Of course the future is unknown. So far I have been unable to get myself to take that first drink. My visions are but delusions based only on what I have experienced. Not since I was twelve have I experienced such continuous sobriety. I find myself surrounded by uncharted waters. While there are those who have been here before me, I am not interested in following anyone else’s path. All I can do is take what I have learned and blaze my own trail.

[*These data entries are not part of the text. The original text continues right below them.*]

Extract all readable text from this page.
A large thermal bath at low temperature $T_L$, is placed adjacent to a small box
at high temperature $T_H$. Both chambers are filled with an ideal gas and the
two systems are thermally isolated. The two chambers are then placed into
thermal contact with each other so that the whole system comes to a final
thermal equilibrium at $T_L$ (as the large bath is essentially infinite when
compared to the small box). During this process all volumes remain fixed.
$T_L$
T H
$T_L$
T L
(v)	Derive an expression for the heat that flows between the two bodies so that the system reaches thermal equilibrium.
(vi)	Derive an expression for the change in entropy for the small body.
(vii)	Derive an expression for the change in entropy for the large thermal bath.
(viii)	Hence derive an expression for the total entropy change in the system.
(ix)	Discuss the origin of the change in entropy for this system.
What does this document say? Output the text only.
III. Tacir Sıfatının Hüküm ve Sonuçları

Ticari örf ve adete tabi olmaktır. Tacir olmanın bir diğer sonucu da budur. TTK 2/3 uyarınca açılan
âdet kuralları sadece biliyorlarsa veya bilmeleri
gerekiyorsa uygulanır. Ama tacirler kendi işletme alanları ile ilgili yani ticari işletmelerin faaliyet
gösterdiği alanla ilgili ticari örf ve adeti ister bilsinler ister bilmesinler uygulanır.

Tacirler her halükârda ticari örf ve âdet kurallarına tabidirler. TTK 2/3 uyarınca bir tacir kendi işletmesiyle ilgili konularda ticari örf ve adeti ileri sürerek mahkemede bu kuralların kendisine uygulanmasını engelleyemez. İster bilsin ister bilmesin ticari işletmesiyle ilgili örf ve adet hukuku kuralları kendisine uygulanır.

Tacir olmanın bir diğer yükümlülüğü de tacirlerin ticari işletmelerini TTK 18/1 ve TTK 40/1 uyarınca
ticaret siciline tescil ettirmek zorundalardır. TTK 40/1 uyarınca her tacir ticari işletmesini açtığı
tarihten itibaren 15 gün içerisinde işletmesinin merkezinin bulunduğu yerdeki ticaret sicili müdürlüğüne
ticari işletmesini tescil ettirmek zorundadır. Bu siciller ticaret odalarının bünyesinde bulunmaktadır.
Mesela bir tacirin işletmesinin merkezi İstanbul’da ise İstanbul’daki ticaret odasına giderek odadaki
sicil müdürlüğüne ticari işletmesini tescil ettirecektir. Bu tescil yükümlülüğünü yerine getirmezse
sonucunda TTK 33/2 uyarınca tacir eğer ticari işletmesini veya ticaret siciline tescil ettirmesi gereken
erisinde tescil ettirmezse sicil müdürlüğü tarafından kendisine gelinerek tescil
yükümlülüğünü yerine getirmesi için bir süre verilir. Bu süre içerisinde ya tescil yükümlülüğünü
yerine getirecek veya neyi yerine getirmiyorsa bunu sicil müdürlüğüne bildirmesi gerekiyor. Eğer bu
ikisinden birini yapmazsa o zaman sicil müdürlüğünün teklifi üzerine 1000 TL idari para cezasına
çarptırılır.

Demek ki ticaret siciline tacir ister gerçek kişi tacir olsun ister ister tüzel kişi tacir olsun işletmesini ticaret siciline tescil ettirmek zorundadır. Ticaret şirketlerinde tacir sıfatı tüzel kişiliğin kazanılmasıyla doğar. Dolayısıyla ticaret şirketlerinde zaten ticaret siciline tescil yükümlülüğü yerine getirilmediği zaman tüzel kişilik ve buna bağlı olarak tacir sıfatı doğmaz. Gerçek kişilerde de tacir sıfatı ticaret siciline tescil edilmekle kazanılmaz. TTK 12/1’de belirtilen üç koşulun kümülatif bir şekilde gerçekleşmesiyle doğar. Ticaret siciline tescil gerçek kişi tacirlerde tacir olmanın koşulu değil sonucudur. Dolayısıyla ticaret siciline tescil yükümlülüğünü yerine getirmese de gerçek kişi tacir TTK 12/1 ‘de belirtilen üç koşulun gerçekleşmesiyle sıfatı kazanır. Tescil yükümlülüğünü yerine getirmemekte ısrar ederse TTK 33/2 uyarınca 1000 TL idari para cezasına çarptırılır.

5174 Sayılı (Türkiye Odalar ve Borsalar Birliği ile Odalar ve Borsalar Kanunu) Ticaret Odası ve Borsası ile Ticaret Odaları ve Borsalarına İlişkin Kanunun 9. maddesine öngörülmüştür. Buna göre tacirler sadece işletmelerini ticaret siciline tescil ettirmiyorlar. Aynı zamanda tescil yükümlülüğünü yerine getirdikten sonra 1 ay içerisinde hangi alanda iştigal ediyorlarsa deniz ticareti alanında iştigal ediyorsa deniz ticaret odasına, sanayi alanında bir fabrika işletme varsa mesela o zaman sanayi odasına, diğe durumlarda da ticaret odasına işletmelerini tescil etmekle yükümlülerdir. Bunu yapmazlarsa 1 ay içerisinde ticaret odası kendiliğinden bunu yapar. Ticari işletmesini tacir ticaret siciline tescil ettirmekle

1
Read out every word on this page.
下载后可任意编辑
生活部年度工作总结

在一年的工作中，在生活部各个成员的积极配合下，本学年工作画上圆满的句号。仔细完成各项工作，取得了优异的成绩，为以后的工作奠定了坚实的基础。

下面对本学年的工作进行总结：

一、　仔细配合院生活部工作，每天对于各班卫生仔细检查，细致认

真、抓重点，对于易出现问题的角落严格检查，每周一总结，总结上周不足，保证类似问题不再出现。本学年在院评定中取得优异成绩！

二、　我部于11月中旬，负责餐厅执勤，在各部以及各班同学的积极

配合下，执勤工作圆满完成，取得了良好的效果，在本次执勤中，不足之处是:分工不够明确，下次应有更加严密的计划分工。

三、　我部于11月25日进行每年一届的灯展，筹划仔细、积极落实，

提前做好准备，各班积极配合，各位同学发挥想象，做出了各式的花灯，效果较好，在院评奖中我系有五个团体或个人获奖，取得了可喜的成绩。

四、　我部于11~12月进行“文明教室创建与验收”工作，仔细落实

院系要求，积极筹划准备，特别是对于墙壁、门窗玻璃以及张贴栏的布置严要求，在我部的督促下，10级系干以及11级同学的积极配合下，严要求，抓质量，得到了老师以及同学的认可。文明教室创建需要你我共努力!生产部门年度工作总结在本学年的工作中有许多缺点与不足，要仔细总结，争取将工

Still, that’s an amazingly scary proposition. There is a commonly heard phrase in AA that goes, “the first thing you put ahead of your sobriety will be the second thing that you lose.” The lesson is that if we fail to make sobriety our top priority that we will lose it and with it everything that we have worked for.  These are sage words indeed. Many have tested this premise and found it sound in reasoning. But I live a spiritual life, guided by reason perhaps, but propelled by passion. I find that whatever I hold most dear winds up controlling me. It is that attachment which becomes the burden and the source of my suffering. It is time for me to let of sobriety with the same courage with which I let go of the drink. In essence, I am putting my sobriety in God’s hands.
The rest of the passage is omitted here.